The ABCB1 c.1236C > T has been reported to be associated with increased AUC of irinotecan and SN-38 in Caucasian cancer patients13, and ABCB1 c.1236T/T had significantly higher plasma irinotecan and SN-38 concentrations than C/C or C/T. However, Han et al.34 reported that no significant effect of ABCB1 c.1236C > T on irinotecan or its metabolites concentrations. Han et al.27 reported that no significant association between ABCB1 c.1236C > T and severe neutropenia and diarrhea was observed. In vitro studies have shown that ABCG2, an efflux drug transporter, had a higher affinity with SN-38 and SN-38G37, and ABCG2 c.421C > A is related with reduced expression of ABCG2 protein and transporter activity. However, de Jong et al.38 reported that no significant changes in irinotecan pharmacokinetics relative to the ABCG2 c.421C > A in Caucasian cancer patients. ABCG2 variants had no effect on SN-38 exposure or ANC nadir in 78 irinotecan-treated patients39.

Irinotecan is converted by CYP3A4/5 to APC metabolite in the liver, and correlation between these genes and irinotecan induced-toxicity found in this study may be due to low allele frequency of CYP3A4*1B and *18 in sampled population40. Similarly, Han et al.34 did not find any significant association between CYP3A5*3 and toxicity.
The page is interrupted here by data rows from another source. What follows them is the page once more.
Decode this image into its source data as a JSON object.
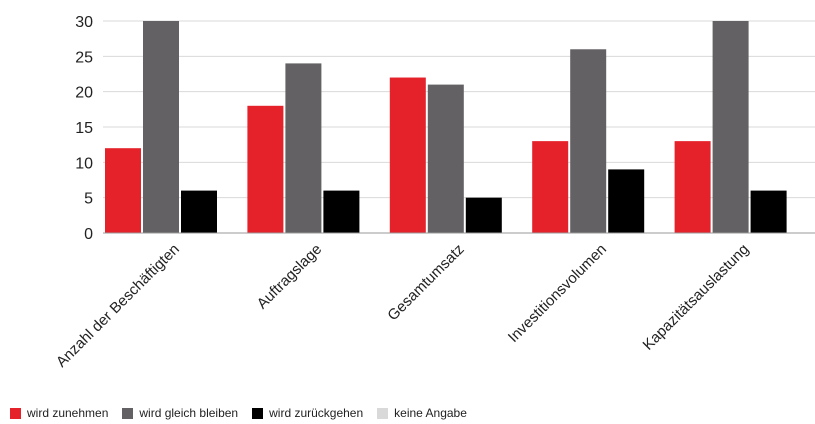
{
  "chart_data": {
    "type": "bar",
    "title": "",
    "xlabel": "",
    "ylabel": "",
    "ylim": [
      0,
      30
    ],
    "yticks": [
      0,
      5,
      10,
      15,
      20,
      25,
      30
    ],
    "grid": true,
    "legend_placement": "bottom-left",
    "categories": [
      "Anzahl der Beschäftigten",
      "Auftragslage",
      "Gesamtumsatz",
      "Investitionsvolumen",
      "Kapazitätsauslastung"
    ],
    "series": [
      {
        "name": "wird zunehmen",
        "color": "#e5212a",
        "values": [
          12,
          18,
          22,
          13,
          13
        ]
      },
      {
        "name": "wird gleich bleiben",
        "color": "#646164",
        "values": [
          30,
          24,
          21,
          26,
          30
        ]
      },
      {
        "name": "wird zurückgehen",
        "color": "#000000",
        "values": [
          6,
          6,
          5,
          9,
          6
        ]
      },
      {
        "name": "keine Angabe",
        "color": "#d9d9d9",
        "values": [
          0,
          0,
          0,
          0,
          0
        ]
      }
    ]
  }
}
The 5-FU-based regimen may cause neutropenia, however, over 80% of 5-FU is metabolized by dihydropyrimidine dehydrogenase (DPD) in the liver41. DPYD variants may be related to severe 5-FU-associated toxicities. DPYD*2A and c.1774 C > T variants were not found in this study. Even though, the variant allele of DPYD*5 had a frequency of 0.19, there was no association between DPYD*5 and hematological toxicities.

A retrospective study design and small sample size are limitations of this study. A prospective study involving larger numbers of patients should confirm our study hypothesis. Secondly, rare genetic variants and multiple genes play a role in the irinotecan pathway. Those variants were not considered in our study. Lastly, non-hematologic toxicity (especially severe diarrhea) was not assesses in our study.
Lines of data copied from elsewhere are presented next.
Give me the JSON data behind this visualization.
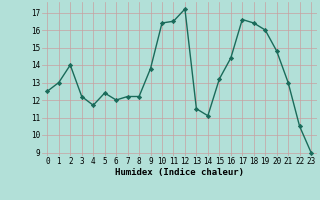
{
  "x": [
    0,
    1,
    2,
    3,
    4,
    5,
    6,
    7,
    8,
    9,
    10,
    11,
    12,
    13,
    14,
    15,
    16,
    17,
    18,
    19,
    20,
    21,
    22,
    23
  ],
  "y": [
    12.5,
    13.0,
    14.0,
    12.2,
    11.7,
    12.4,
    12.0,
    12.2,
    12.2,
    13.8,
    16.4,
    16.5,
    17.2,
    11.5,
    11.1,
    13.2,
    14.4,
    16.6,
    16.4,
    16.0,
    14.8,
    13.0,
    10.5,
    9.0
  ],
  "line_color": "#1a6b5a",
  "bg_color": "#b2e0d8",
  "grid_color": "#c8a0a0",
  "xlabel": "Humidex (Indice chaleur)",
  "ylim": [
    8.8,
    17.6
  ],
  "xlim": [
    -0.5,
    23.5
  ],
  "yticks": [
    9,
    10,
    11,
    12,
    13,
    14,
    15,
    16,
    17
  ],
  "xticks": [
    0,
    1,
    2,
    3,
    4,
    5,
    6,
    7,
    8,
    9,
    10,
    11,
    12,
    13,
    14,
    15,
    16,
    17,
    18,
    19,
    20,
    21,
    22,
    23
  ],
  "marker": "D",
  "markersize": 2.2,
  "linewidth": 1.0,
  "tick_fontsize": 5.5,
  "xlabel_fontsize": 6.5
}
In conclusion, combination of UGT1A1*28 and *6 and ABCC2 c.3972C > T genotype are associated with the occurrence of grade 1–4 and severe neutropenia in Thai patients with metastatic colorectal cancer who receive irinotecan-based chemotherapy. Our findings suggest that UGT1A1 genotype and ABCC2 c.3972C > T might be an important predictor for irinotecan induced-toxicity.